Faisal al-Juburi, le chef officiel des affaires étrangères des Raices, a déclaré vendredi dans une déclaration selon laquelle les conditions « ne servent qu’à renforcer le besoin vital de normes et de mesures de responsabilité transparentes et applicables », citant un « obstacle inconcevable du traitement médical pour ceux qui ont des maladies aiguës, chroniques et thermiques ».
Une famille avec un garçon atteint de cancer a déclaré qu’il avait perdu son rendez-vous chez le médecin après l’arrestation de la famille après avoir participé à une audience du tribunal d’immigration. Maintenant, il présente des symptômes d’impact, selon le mouvement. Une autre famille a déclaré que leur enfant de 9 mois avait perdu plus de 8 livres pendant sa détention pendant un mois.
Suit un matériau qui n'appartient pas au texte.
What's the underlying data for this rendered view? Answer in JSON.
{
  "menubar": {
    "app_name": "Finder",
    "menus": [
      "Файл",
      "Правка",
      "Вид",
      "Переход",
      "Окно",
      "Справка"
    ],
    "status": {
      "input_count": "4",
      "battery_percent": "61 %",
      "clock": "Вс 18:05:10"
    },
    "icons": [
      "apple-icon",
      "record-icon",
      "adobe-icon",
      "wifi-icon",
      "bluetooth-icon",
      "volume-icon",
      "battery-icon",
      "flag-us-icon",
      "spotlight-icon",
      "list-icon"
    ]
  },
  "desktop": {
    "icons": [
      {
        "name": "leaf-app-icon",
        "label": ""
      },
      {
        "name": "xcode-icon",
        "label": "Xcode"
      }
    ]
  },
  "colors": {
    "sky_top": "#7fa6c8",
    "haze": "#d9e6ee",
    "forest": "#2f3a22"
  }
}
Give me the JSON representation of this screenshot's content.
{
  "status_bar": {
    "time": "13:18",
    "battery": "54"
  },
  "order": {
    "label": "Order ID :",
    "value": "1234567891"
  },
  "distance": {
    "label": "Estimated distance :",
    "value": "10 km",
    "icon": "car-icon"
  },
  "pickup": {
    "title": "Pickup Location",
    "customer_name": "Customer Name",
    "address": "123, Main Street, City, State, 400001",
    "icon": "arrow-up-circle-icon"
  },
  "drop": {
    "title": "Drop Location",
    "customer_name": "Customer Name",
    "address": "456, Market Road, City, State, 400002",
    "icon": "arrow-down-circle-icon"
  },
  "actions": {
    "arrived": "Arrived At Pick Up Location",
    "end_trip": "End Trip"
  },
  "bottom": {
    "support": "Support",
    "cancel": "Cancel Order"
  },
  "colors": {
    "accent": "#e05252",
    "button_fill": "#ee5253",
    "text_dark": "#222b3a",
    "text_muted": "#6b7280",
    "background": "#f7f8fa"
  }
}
Les enfants ont ouvertement parlé de leur traumatisme lors de visites avec des moniteurs légaux, y compris un garçon de 12 ans avec une condition de sang. Il a rapporté que ses pieds étaient devenus trop enflammés pour marcher, et même s’il avait vu un médecin, d’autres tests ont été refusés. Maintenant, il reste principalement debout. « Ça fait mal quand je marche », a-t-il déclaré dans une déclaration de justice.
Les arrestations ont laissé un traumatisme psychologique. Une mère d’un garçon de 3 ans qui a vu les agents entrer dans la maison de sa baby-sitter avec des pistolets a commencé à se comporter différemment après la détention. Il a dit qu’il se jette maintenant au sol, lie et refuse de manger presque tous les jours.
Inquiétude croissante lorsque la glace augmente les opérations
De nombreuses familles de détention vivaient déjà aux États-Unis, reflétant le récent passage des arrestations d’immigration à la frontière avec des opérations internes.
Stephen Miller, directeur adjoint de la Maison Blanche et architecte principal des politiques d’immigration de Trump, a déclaré que les agents des États-Unis et des autorités douanières viseraient au moins 3000 arrestations par jour, contre environ 650 par jour au cours des premiers mois du deuxième mandat de Trump.
Leemia Welch, directrice adjointe des droits des enfants, a déclaré que si les conditions de la structure sont mauvaises, ils ne s’aggraveront que lorsque davantage d’immigrants seront amenés.
« Début juin, le recensement de Dilley était d’environ 300 et seulement deux de ses cinq zones étaient ouvertes », a déclaré Welch à propos de ses visites. « Avec une capacité d’environ 2 400, il est difficile d’imaginer comment ce serait avec 2 000 autres personnes. »
Des pédiatres comme le dr. Marsha Griffin avec l’American Academy of Pediatrics Council a déclaré s’inquiéter et soutient dans tout le pays d’autoriser les moniteurs pédiatriques avec des experts en garderie dans les structures.
Défi à l’accord Flores
L’accord de Flores est prêt à devenir plus pertinent si la législation fiscale et dépense de Trump, connue sous le nom de Big Beau Bill Act, adopte la langue actuelle qui permet la possession indéfinie de familles d’immigrants, qui n’est pas autorisée par l’accord Flores.
La législation de Trump approuvée par la Chambre propose également de mettre de côté 45 milliards de dollars de financement, une triple augmentation des dépenses, au cours des quatre prochaines années pour étendre la détention des glaces des adultes et des familles. Le Sénat prend maintenant en considération le projet de loi.
Sur la base de ces efforts majeurs pour ajouter plus d’espace de détention, Geo Group, la société qui gère la structure de détention à Karnes, rouvrira bientôt une prison notoire – qui abritait un gangster au Capone et des mitrailleuses Kelly – pour la détention de migrants à Leavenworth, Kan.
Les partisans de l’immigration soutiennent que si l’accord était résolu, le gouvernement devrait créer des réglementations conformes aux conditions de l’accord.
« Les plaintes ne se sont pas réglées pour élaborer les politiques – ils se sont établis pour le règlement », lit la motion.
Le gouvernement fédéral aura la possibilité de présenter un mémoire de réponse. Il y a une audition devant le tribunal pour le mi-juillet.
Gonzalez écrit pour l’Associated Press.